The initial left argument is ⍬⍬ ( is an empty array), because we don't have any variables defined yet.

Printing the result

{1=≢⍵:⍵⋄1=≡⍵:'_'⎕R' '⊢⍵⋄⍕'('(∇¨¯1↓⍵)')'} is a recursive function that turns arrays into strings. 1=≢⍵ checks if the argument is a string (with depth 1). If so, it turns underscores back into spaces with '_'⎕R' '. Otherwise, it drops the last element (always NIL) using ¯1↓⍵, then calls itself on each element using ∇¨. That is put into an array with parentheses, and is used to turn that array into a string (with extra spaces).


This function returns a string representing another function. For example, (LAMBDA, (X, Y), (CONS, X, Y)) becomes

{((('X' 'Y' 'NIL'),⊃⍺)((⍺∘e¨⍵),1⊃⍺))e'CONS' 'X' 'Y' 'NIL'}

While the definition of LAMBDA itself may look messy, there is nothing complicated about it. On the right is simply the body given to the lambda; only the context has changed. Like the Python answer, I used dynamic scoping, so the new context adds to the context given at the call site, not where the lambda is defined. The first element is just the names lambda's parameters prepended to the the old context's names. The second is the result of evaluating all the arguments (with the same context), prepended to the old context's values. repObj (assigned to s because it is used multiple times) finds the string representation of the parameters and lambda body.

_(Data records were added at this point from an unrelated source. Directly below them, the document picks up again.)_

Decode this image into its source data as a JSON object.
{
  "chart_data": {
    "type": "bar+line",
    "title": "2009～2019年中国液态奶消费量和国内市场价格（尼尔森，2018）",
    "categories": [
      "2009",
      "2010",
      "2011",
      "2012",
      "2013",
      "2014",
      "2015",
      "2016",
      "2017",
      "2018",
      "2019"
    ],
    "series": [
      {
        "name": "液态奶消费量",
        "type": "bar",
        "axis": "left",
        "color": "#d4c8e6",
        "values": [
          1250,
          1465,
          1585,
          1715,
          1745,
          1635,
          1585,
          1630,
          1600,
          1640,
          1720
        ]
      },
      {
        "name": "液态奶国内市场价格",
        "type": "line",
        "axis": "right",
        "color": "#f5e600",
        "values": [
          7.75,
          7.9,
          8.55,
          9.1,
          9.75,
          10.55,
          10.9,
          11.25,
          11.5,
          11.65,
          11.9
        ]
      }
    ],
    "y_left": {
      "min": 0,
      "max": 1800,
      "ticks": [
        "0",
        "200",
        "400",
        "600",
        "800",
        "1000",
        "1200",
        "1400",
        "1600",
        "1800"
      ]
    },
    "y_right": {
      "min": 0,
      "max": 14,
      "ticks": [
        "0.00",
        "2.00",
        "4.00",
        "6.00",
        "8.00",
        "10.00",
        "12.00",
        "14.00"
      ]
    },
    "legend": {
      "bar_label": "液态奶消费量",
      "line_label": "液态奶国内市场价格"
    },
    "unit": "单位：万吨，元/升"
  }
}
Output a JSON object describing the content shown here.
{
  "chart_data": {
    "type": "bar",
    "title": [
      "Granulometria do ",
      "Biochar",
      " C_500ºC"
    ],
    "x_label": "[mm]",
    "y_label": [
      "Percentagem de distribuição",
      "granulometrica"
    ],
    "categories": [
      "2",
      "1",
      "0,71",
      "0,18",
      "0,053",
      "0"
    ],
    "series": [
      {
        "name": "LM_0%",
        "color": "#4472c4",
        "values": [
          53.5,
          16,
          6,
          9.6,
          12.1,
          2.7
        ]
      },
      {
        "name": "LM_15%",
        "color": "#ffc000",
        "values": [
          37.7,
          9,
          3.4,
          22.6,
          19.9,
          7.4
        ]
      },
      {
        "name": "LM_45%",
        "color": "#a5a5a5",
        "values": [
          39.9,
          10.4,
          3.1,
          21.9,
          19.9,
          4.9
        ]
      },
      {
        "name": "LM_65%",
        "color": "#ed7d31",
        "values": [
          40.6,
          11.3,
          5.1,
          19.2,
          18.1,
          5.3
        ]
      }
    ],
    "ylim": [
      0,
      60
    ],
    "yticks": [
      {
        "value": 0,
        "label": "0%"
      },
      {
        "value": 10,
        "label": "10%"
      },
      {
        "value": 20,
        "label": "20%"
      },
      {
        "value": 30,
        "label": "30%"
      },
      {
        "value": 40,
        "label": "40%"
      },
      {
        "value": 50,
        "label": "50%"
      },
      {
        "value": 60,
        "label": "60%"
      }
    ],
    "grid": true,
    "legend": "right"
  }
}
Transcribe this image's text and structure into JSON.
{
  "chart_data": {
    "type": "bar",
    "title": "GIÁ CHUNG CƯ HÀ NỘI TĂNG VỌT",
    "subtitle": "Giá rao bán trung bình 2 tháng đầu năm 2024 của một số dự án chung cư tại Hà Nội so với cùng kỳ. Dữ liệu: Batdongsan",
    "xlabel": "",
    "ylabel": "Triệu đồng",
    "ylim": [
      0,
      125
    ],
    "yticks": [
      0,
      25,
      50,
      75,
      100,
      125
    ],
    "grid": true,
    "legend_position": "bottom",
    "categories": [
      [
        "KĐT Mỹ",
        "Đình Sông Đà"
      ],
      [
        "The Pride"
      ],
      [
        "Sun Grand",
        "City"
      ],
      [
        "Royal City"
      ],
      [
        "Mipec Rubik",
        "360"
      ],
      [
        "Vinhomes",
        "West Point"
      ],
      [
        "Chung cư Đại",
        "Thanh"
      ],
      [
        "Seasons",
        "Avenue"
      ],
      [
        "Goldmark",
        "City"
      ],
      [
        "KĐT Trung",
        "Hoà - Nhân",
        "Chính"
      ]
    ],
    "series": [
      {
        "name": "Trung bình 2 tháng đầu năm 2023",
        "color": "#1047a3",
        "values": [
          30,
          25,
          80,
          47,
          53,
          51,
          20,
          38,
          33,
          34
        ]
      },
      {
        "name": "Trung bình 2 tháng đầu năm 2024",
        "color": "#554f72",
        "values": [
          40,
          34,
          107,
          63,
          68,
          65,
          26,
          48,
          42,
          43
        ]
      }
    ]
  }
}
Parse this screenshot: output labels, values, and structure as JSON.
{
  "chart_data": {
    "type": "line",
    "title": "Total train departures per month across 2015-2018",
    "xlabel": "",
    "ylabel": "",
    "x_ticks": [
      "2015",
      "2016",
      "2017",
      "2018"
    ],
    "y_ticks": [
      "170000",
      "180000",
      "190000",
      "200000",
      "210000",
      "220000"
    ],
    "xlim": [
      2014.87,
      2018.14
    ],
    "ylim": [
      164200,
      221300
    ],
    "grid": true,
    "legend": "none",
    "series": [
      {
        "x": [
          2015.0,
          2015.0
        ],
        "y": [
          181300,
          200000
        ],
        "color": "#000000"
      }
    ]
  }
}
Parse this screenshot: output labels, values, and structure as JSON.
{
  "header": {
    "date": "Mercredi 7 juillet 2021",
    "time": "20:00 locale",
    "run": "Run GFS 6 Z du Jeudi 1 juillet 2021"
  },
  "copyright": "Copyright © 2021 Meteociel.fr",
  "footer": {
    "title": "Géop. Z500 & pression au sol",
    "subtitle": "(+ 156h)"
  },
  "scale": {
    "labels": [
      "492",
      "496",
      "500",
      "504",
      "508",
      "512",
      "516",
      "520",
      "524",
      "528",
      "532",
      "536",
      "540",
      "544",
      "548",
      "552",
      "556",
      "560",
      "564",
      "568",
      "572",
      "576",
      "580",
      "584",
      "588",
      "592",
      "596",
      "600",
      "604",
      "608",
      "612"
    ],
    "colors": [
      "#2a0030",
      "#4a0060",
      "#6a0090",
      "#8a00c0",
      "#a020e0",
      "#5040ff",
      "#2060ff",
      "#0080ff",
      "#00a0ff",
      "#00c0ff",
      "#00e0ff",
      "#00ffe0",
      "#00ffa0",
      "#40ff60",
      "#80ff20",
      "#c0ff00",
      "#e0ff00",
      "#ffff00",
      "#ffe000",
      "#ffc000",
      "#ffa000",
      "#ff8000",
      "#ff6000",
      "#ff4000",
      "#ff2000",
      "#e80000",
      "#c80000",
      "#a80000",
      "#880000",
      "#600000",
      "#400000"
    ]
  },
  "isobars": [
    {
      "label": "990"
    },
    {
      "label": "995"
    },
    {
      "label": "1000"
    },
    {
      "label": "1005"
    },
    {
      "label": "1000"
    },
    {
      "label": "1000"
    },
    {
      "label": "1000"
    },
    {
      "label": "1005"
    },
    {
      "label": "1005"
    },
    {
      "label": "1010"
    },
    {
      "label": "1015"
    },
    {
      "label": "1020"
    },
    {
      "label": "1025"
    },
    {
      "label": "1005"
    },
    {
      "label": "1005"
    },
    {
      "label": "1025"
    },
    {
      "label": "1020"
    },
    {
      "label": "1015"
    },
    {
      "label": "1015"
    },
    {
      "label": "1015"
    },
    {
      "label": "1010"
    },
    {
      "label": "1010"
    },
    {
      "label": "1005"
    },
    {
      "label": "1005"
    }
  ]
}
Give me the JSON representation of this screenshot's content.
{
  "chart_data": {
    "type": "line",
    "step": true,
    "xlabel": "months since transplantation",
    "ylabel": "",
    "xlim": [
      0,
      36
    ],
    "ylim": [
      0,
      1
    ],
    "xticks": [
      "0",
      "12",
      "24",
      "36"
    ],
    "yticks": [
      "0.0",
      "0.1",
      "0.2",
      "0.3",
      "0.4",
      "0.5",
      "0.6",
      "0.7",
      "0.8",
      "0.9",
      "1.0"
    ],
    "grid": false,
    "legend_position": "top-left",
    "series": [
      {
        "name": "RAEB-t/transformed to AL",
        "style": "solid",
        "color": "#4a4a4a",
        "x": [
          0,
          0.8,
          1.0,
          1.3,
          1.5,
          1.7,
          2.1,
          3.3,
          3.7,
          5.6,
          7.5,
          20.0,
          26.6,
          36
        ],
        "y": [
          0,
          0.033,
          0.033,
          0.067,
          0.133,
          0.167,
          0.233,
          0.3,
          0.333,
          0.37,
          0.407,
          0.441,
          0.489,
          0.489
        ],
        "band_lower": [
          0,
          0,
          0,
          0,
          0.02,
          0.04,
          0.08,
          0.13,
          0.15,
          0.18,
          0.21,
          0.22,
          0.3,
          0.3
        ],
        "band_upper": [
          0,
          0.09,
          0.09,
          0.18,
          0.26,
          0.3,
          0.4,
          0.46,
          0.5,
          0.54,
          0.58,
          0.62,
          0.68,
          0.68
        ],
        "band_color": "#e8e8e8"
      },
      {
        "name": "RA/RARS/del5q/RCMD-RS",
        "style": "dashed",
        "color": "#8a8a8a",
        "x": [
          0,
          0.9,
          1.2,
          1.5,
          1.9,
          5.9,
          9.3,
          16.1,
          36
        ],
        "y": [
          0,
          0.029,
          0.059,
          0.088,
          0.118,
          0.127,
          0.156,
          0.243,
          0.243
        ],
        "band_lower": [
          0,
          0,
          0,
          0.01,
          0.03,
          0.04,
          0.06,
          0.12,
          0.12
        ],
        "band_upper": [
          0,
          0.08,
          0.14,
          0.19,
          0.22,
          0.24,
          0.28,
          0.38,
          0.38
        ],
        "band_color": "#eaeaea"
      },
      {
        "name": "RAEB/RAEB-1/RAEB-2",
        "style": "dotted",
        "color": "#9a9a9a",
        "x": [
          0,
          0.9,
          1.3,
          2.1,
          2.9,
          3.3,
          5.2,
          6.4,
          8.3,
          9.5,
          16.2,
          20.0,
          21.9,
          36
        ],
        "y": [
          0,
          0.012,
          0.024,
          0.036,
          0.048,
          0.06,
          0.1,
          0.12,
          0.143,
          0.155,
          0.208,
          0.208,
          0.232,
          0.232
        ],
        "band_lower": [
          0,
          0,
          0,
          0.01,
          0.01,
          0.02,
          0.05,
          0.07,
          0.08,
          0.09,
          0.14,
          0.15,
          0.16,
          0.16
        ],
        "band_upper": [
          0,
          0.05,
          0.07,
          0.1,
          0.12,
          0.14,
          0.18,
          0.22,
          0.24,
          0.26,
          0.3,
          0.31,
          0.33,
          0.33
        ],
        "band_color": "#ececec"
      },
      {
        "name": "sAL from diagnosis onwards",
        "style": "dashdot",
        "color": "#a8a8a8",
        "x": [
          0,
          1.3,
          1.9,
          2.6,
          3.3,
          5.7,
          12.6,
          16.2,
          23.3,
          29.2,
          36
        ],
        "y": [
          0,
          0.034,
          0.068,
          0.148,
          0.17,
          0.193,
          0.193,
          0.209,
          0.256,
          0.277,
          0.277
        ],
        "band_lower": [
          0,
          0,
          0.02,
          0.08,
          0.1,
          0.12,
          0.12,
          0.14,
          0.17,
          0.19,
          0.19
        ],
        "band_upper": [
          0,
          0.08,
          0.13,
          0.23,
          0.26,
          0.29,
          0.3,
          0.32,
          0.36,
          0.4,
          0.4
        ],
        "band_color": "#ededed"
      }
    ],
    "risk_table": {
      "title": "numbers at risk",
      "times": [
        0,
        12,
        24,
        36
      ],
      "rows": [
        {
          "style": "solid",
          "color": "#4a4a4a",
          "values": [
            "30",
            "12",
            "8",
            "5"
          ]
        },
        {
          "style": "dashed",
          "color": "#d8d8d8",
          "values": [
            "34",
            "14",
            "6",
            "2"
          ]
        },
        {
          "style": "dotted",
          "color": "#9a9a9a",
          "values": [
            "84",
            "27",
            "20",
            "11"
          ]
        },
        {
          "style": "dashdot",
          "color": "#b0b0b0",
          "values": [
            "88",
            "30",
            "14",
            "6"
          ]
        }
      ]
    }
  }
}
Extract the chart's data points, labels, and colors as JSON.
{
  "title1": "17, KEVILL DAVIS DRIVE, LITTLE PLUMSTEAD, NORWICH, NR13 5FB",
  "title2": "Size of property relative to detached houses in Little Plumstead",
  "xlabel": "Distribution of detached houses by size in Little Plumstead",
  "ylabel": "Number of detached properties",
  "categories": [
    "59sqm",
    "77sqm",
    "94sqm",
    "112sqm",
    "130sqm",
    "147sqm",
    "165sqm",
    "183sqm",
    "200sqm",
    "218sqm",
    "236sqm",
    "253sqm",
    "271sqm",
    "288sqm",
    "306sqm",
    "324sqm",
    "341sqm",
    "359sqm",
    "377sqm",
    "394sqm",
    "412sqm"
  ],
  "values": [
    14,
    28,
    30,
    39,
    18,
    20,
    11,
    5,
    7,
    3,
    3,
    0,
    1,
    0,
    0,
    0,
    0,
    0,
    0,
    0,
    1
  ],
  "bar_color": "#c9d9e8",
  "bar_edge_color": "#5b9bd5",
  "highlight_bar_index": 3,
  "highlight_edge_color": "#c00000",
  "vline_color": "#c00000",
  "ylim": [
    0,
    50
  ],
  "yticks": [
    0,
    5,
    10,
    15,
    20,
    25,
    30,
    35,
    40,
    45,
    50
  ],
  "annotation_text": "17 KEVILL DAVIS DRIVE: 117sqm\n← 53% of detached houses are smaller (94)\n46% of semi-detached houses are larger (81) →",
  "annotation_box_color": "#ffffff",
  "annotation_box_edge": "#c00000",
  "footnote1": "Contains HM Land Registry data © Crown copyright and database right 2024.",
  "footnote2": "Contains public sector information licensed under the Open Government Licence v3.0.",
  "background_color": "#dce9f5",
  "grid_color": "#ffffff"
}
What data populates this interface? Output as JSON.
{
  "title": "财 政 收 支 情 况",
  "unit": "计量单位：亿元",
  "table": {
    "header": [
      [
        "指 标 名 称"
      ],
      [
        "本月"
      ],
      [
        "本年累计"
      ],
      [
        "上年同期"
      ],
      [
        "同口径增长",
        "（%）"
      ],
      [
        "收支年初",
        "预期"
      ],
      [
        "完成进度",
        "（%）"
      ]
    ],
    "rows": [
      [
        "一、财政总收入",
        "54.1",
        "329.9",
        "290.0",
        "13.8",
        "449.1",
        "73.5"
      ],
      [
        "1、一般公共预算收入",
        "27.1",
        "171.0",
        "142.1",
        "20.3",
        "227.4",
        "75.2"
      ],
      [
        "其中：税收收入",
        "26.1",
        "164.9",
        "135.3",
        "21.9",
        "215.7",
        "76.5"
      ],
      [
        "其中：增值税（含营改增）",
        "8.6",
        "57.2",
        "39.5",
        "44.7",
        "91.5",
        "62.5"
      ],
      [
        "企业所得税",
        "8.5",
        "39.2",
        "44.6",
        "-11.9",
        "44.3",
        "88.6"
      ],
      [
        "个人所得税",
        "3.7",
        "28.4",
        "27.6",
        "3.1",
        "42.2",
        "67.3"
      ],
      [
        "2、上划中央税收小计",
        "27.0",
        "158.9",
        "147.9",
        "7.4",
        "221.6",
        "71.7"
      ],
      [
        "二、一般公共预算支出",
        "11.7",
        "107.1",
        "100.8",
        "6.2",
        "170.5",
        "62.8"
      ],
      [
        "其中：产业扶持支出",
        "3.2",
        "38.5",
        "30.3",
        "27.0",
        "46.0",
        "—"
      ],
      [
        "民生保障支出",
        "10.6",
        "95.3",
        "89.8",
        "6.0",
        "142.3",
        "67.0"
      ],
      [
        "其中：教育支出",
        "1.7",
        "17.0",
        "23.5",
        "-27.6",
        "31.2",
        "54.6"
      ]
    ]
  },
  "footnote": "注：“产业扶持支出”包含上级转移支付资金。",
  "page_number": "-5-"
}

This is why we had to add underscores before. LABEL constructs a string that looks like ← lambda, given the arguments name lambda 'NIL', executes it, adding a function called name to the root namespace #, so it is global. Like LAMBDA, it ignores the context given to it, because of dynamic scoping.